Sunday, October 25, 2009

Racism sends blues to the back of the bus

Jazz master Wynton Marsalis recently told CNN that blues has always been a marginalized form of music because of racism. “It came from who we didn't like. That's what it was -- it wasn't that we couldn't see it. It was who it came from, we did not like them.” He explained that blues music is in country, in jazz, in rock and roll but when its straight up blues, its been institutionally exploited for profit or flat out rejected by white recording companies and is therefore now rejected by the African American community as well.

Case in point... last night, I went to a Discovery Music series blues concert at the local Attucks Theatre in Norfolk, Virginia and was surprised when the MC told the roughly 40 people in the mostly empty theatre, “I’m glad to see so many more people coming out for events than we had last year.” It made me sad to see the historic black theatre so empty for a young musician, John Bigham (The soul of John Black), who mixes blues, soul, R&B and rap and who’s played with Dr. Dré, Eminem, Fishbone, Miles Davis, Everlast and Nikka Costa. Why were the few people in attendance 60 year old white men with pony tails and their wives? There were maybe 5 African Americans in the theatre.
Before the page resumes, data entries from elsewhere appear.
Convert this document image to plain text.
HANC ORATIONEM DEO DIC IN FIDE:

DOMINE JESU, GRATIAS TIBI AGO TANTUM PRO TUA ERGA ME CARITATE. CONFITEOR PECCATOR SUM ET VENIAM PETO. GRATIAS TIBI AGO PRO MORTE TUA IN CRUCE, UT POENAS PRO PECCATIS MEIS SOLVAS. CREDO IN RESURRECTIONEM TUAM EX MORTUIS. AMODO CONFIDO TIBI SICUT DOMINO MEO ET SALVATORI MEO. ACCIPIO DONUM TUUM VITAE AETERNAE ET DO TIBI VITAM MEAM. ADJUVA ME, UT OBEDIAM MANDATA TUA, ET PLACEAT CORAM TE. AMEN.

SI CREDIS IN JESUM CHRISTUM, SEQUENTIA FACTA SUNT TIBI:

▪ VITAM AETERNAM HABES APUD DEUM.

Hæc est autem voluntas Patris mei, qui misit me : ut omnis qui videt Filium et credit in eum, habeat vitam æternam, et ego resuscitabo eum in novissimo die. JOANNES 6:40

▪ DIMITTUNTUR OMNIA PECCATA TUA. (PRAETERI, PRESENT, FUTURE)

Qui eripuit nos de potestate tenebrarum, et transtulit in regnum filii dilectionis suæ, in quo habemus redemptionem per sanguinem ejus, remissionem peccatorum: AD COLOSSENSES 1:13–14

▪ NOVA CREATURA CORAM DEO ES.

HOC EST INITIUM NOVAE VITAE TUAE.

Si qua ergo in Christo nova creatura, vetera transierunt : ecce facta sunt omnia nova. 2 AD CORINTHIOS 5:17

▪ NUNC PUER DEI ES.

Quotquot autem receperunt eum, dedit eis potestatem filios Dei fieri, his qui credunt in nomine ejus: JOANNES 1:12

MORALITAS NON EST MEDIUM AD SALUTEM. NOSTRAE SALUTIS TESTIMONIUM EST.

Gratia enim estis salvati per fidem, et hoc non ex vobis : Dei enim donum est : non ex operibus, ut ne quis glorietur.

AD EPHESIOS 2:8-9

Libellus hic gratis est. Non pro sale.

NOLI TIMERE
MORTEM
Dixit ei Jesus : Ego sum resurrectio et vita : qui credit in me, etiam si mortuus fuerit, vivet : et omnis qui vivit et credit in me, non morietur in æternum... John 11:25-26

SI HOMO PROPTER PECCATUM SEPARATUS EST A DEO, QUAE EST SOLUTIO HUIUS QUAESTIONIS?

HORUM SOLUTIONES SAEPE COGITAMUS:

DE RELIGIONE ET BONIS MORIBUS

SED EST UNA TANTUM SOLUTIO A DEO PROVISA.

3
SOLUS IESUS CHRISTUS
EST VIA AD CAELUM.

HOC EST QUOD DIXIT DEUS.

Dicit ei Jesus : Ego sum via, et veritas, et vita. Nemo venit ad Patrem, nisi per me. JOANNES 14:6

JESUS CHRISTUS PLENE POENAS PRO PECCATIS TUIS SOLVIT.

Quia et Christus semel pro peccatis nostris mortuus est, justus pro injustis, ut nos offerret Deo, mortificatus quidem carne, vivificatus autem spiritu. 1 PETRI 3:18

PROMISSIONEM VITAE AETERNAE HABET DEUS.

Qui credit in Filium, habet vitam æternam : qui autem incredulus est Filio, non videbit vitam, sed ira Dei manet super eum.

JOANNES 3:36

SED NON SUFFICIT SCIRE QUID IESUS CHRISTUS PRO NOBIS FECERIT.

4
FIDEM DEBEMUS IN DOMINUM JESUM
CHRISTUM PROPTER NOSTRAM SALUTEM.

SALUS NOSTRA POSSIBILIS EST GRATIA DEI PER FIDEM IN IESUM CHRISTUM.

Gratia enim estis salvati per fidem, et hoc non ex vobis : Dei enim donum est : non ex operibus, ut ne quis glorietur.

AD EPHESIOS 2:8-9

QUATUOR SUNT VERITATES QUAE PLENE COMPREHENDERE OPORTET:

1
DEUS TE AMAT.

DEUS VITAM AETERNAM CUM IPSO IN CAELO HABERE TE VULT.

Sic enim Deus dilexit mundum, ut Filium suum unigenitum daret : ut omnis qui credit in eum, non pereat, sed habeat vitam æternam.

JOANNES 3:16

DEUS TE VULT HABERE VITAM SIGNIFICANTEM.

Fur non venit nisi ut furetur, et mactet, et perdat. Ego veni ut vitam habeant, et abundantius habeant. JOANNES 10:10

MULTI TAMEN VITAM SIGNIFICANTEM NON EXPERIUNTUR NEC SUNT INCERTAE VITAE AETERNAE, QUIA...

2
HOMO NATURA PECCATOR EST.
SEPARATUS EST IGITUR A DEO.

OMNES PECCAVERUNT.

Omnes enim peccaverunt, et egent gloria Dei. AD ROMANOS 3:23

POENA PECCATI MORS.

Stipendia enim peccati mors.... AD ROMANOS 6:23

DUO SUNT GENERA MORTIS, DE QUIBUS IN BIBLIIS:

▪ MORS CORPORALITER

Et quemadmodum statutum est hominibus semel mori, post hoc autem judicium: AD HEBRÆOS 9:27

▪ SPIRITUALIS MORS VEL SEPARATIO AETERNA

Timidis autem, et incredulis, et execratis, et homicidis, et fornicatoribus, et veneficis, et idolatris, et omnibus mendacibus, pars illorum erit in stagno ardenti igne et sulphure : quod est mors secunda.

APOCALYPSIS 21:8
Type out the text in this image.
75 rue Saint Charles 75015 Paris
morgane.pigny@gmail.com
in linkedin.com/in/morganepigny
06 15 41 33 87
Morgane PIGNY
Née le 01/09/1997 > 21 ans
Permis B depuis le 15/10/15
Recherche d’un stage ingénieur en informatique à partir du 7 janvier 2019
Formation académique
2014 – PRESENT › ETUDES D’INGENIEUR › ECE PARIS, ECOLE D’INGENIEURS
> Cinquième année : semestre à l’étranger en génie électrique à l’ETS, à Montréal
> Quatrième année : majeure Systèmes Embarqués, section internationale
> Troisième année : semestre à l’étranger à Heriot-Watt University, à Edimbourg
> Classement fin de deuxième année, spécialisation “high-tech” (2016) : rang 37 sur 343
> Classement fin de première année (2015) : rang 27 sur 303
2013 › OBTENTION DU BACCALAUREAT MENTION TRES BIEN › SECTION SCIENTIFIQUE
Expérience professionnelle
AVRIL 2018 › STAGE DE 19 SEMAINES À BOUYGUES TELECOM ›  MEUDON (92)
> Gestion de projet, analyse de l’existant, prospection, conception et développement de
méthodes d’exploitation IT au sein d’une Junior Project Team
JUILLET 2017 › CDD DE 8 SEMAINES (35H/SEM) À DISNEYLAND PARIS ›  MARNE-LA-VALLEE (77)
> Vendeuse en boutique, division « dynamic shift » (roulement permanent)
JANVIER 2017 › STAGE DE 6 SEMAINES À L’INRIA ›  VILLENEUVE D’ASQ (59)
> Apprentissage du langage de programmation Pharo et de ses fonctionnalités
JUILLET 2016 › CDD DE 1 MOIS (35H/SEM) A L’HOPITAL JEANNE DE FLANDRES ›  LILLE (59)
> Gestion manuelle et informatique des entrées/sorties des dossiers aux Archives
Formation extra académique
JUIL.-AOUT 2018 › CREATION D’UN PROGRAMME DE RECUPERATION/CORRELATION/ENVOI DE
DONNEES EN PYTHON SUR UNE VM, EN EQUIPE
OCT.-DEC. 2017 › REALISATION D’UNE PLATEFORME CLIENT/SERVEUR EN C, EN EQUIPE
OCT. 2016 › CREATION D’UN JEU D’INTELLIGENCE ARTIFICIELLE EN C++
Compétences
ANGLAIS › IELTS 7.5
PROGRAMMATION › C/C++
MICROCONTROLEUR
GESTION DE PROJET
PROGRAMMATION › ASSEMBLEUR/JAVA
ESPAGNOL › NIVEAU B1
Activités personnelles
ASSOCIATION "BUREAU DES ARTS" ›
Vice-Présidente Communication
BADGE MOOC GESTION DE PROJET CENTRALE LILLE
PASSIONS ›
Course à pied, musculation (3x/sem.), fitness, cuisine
It reminded me of the day I watched a blues concert in Norfolk and overheard a group of white men from the local Natchel Blues Network loudly celebrating having pushed “that black bitch” out of elected office in their organization and “who did she think she was anyway, thinking she could tell me anything about the blues?” Yup, a black blues singer worthy of membership in Safire, the Uppity Blues Woman for sure. I wrote a letter of complaint and cancelled my membership in the organization the next day.

Since then I've concluded that blues here in southeast Virginia is controlled by those "good old boys". This year’s Virginia’s Blues at the Beach (sponsored by the Natchel Blues Network) listed 15 featured artists – 13 of them were white and all but one were male (no wonder they all sounded homogenously the same). Similarly, all the performers at the organization's Hampton Acoustic Blues Revival this year were white (again with one token female). Meanwhile the organization’s current favorite son is an African American artist whose new album “Wall Street Blues” features heavily produced, suburbanized (sanitized and safe) blues that fuses adult contemporary, Calypso, beach music, rockabilly and just enough boogie woogie to not be threatening or edgy.

Meanwhile, talented local African American blues artists like the Blues Empacts, and those with female performers like Jackie Scott and the Homewreckers, the MSG Acoustic Blues Trio, and the Black White Blues Bands, are left struggling for the same attention given to performers who look more like the promoters do.

I'd say Wynton described it perfectly, at least in southeast Virginia. Maybe its different elsewhere.